The “Song of the Khalsa” is from 1975. I always have to look it up by the movie that inspired it, “The Human Factor” starring George Kennedy. That movie made me understand the term “fearless.” Not overcoming fear, but being utterly without fear, the state of the enlightened. I came home from the theatre, and I was so inspired I was almost agitated. I wanted to put it in some form that could be transmitted to others… to bottle it. That’s how this song, through the filter of my sadhana and seva, came to be.
So, leave the fear. Bani, Bana, Simran, and Seva can wash away any of that. Be in the flow and enjoy the “movie.” Long answer to a short question, but that title got me going….
I worked on the song in our sadhana room at the ashram. It took two or three hours, which is very quick for me. After I thought the song was finished, with four verses being written, I had a feeling of completion and great relief that it came out well. I decided to go upstairs to my bedroom and rest. Just as I was passing through the doorway, I felt as if someone or something started knocking gently on my head, as you might knock lightly on a door.

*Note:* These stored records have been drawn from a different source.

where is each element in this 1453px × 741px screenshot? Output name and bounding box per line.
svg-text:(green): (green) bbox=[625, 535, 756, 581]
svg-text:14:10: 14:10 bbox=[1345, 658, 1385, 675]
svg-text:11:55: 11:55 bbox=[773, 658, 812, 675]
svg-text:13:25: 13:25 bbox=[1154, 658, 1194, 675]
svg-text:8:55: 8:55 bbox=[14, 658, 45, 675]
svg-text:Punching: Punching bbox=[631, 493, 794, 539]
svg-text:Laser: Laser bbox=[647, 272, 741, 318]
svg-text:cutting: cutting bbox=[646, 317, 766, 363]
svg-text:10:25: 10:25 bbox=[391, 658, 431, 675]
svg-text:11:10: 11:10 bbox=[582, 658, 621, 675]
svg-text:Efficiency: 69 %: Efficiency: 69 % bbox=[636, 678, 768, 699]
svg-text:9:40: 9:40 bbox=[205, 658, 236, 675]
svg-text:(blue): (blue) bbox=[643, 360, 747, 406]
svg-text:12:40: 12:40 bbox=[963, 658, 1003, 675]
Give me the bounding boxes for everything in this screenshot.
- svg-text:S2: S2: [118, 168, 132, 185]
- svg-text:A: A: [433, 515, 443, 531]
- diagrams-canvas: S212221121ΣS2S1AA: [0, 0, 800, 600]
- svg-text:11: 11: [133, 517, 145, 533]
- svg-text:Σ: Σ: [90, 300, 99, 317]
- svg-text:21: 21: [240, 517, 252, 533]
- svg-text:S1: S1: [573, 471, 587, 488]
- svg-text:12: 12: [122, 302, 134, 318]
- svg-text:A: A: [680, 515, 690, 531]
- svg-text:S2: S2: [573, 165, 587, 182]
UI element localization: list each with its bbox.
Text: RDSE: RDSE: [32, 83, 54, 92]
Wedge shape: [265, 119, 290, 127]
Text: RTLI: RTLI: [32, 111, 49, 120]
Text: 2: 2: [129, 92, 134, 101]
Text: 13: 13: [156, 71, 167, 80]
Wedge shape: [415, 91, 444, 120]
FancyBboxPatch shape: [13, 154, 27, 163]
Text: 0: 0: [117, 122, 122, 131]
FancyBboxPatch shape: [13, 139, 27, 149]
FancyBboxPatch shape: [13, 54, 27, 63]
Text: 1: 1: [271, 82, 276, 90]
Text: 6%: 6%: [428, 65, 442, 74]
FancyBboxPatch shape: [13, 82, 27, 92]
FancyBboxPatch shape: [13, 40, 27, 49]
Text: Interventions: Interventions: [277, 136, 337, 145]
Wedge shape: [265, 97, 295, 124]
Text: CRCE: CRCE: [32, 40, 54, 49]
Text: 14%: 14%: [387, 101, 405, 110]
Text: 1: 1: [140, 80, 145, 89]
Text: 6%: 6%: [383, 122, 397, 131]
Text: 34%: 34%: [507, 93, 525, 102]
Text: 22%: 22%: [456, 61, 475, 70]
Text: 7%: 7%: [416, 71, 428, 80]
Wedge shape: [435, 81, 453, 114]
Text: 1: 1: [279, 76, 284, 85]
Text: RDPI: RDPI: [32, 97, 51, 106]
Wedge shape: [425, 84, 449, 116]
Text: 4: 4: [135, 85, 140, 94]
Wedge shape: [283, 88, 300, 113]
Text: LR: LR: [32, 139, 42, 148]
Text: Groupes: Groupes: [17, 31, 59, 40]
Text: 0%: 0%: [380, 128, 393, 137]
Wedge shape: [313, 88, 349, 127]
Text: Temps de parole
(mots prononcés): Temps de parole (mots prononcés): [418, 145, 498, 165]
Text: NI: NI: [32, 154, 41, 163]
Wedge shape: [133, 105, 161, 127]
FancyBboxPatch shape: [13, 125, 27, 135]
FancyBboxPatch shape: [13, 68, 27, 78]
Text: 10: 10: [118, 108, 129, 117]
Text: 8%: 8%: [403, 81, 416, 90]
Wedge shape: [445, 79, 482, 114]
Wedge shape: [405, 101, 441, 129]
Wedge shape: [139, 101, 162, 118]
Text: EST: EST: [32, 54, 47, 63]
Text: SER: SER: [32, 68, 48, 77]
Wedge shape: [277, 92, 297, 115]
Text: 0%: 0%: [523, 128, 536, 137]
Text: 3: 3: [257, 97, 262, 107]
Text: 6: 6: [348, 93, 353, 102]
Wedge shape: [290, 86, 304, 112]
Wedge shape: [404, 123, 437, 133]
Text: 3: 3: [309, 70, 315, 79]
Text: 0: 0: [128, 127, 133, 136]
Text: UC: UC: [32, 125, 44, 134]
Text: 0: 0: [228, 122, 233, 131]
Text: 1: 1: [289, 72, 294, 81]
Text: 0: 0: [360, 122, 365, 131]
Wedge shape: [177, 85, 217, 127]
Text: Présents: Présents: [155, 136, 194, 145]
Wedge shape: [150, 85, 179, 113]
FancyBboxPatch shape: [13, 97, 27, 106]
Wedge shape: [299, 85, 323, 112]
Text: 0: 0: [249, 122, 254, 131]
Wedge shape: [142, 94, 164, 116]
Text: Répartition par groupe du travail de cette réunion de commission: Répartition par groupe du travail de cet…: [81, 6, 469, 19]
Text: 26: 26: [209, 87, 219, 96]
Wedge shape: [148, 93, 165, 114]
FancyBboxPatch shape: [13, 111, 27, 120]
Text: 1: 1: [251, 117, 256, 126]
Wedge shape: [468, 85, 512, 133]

Now this kind of thing may seem a little odd to you, but I was already familiar with many unusual experiences from my meditations. I took it right in stride and went along mentally. “What?” (as in, “What do you want?”), I thought, somewhat defiantly. I could tell that since it had started out with head knocking, it was going to be some kind of bugging, not hugging. “You’re not finished with the song,” ‘It’ said. “What do you mean? It’s good, it says what I felt, and it has four whole verses. That’s plenty!” I thought back emphatically.
Surely the blazing logic of my argument that, “It’s the number of verses that counts,” would overcome any further objection. It was happening so suddenly I wasn’t quite realizing yet that whoever could communicate with me internally probably already knew how many verses there were. “No, it’s not done!” ‘It’ insisted in my head.
There is a kind of a birthing process involved for me to write a song, and this ‘It’ was telling me it wasn’t good enough. Even so, it finally got through to me that this exchange was something new and different. Am I hearing from one of the Gurus? Siri Singh Sahib? My own soul? God? What? The one thing I knew was that it was not my own mind. I was having an actual “conversation” with someone else.
“Are you sure?” I gave one more hopeful try. “Go finish it,” ‘It’ vibrated in me. I realized that I should listen and not argue. “Oh, all right, have it your way,” I thought (still a little peevishly). I went back downstairs and picked up my guitar. Immediately, out popped one more verse, easy as bowing your head. The verse was “Baisakhi day we were thousands.” I rearranged the song a little, and that new verse then became the fourth verse.
I went back upstairs. I stopped in front of the door and waited a moment. Then I passed through expectantly, my eyes looking up to either side of me. There were no more head bops. There was no more communication from ‘It.’ ‘It’ was satisfied, and so was I.
To this day I have no idea who or what ‘It’ was. Nothing like that has ever happened again. I just accept it and give thanks for that clear command and give thanks that I could hear.
P.S. Intuitively, I have always “suspected” it was Siri Singh Sahib Ji. He never confirmed or denied.